The express lanes project is being funded through a public-private partnership between I-77 Mobility Partners and the North Carolina Department of Transportation, with more than $90 million in funding provided by the state and $250 million from I-77 Mobility. The remaining funding is provided by a combination of bonds and money from the federal government for transportation projects.
The North Carolina Department of Transportation chose to use a public-private funding model after a feasibility study of using public funds to convert the high-occupancy lanes on Interstate 77 into toll lanes found that the revenue generated by the tolls would be insufficient to complete the project.
The state also applied for a $30 million grant from the U.S. Department of Transportation to pay, in part, for a smaller-scale $57 million express lanes project, but the federal government denied that grant application.

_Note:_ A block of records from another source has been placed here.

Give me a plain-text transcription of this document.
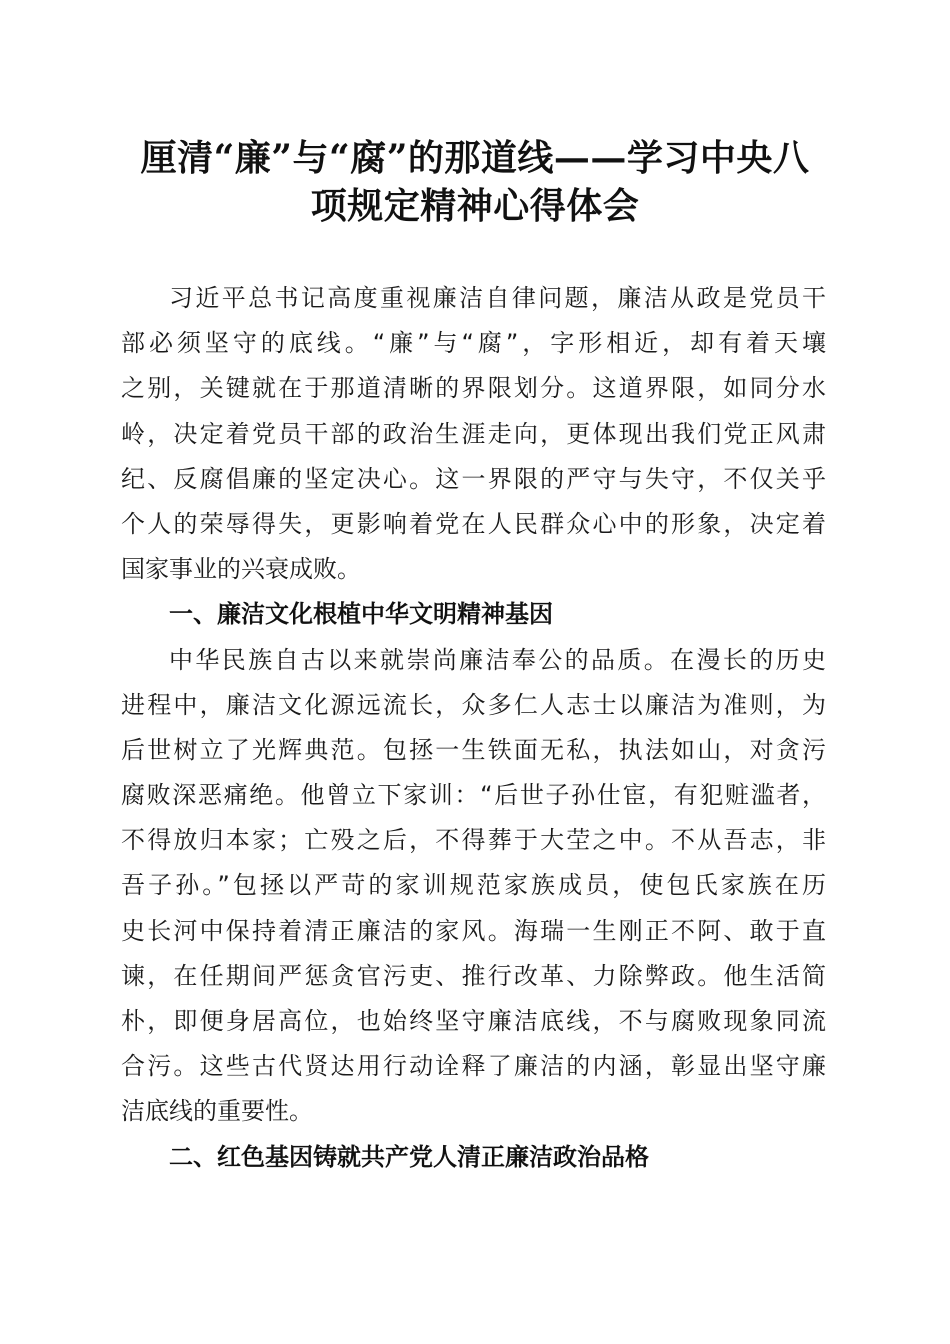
厘清“廉”与“腐”的那道线——学习中央八
项规定精神心得体会
习近平总书记高度重视廉洁自律问题，廉洁从政是党员干
部必须坚守的底线。“廉”与“腐”，字形相近，却有着天壤
之别，关键就在于那道清晰的界限划分。这道界限，如同分水
岭，决定着党员干部的政治生涯走向，更体现出我们党正风肃
纪、反腐倡廉的坚定决心。这一界限的严守与失守，不仅关乎
个人的荣辱得失，更影响着党在人民群众心中的形象，决定着
国家事业的兴衰成败。
一、廉洁文化根植中华文明精神基因
中华民族自古以来就崇尚廉洁奉公的品质。在漫长的历史
进程中，廉洁文化源远流长，众多仁人志士以廉洁为准则，为
后世树立了光辉典范。包拯一生铁面无私，执法如山，对贪污
腐败深恶痛绝。他曾立下家训：“后世子孙仕宦，有犯赃滥者，
不得放归本家；亡殁之后，不得葬于大茔之中。不从吾志，非
吾子孙。”包拯以严苛的家训规范家族成员，使包氏家族在历
史长河中保持着清正廉洁的家风。海瑞一生刚正不阿、敢于直
谏，在任期间严惩贪官污吏、推行改革、力除弊政。他生活简
朴，即便身居高位，也始终坚守廉洁底线，不与腐败现象同流
合污。这些古代贤达用行动诠释了廉洁的内涵，彰显出坚守廉
洁底线的重要性。
二、红色基因铸就共产党人清正廉洁政治品格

Become a Carolina Public Press insider.
Text INSIDER to (919)897-8555 and be among the first to hear about special events and exclusive content.
Following preliminary discussions about the project with four developers, including Cintra, the state set a deadline of March 31, 2014, for final proposals for the project. Cintra was the only firm that submitted a proposal and the state announced in April 2014 that it had selected the firm to construct the express lanes.
Local group’s voice
In late 2017, Gov. Cooper formed the I-77 Express Lanes Local Advisory Group to solicit input and recommendations from local politicians, business leaders and citizens about the future of the toll lanes project.

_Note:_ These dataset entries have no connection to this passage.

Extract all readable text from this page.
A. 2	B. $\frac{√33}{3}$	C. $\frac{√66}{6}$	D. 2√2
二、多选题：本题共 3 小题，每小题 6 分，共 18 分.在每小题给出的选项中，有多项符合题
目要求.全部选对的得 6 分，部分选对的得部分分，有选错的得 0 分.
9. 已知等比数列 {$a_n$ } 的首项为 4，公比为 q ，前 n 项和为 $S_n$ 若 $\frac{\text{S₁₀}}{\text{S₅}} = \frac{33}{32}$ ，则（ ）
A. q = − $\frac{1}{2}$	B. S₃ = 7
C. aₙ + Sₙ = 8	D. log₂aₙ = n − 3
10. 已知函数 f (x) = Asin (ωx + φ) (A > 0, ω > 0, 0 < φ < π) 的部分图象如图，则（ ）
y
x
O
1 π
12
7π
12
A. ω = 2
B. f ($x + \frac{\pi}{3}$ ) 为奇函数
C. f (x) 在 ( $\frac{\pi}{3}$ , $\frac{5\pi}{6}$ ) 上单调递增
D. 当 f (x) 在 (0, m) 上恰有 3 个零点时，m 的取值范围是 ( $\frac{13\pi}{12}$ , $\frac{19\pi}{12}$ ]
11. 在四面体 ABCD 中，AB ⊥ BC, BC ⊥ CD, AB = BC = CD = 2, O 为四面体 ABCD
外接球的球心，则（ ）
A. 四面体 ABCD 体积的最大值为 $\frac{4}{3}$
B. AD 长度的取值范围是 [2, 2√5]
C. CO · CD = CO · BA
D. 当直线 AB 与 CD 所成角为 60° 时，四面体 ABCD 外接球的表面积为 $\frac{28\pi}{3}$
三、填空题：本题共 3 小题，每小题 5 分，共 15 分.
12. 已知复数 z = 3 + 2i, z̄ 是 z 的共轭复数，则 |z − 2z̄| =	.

That group has met three times and has two more meetings scheduled for later in March.
The group’s first meeting, at the Lake Norman Chamber of Commerce facility in Cornelius, took place behind closed doors.
Participants in the meeting said it was primarily an introductory session. However, closing it to the public may have constituted a violation of the state’s open meetings law. The group’s subsequent meetings have been open to the public and the press.
The advisory group doesn’t have the power to craft policy or influence the decision-making process on the future of the toll lanes project directly. But Cooper has said that he’ll consider the group’s recommendations if and when any changes to the project are made.
The group has thus far spent much of its time discussing the options for the project that were presented in the Mercator Advisers report.
Mecklenburg County commissioners Jim Puckett and Pat Cotham, who both serve on the advisory group and have been vocal opponents of the toll project, did not respond to a request for comment.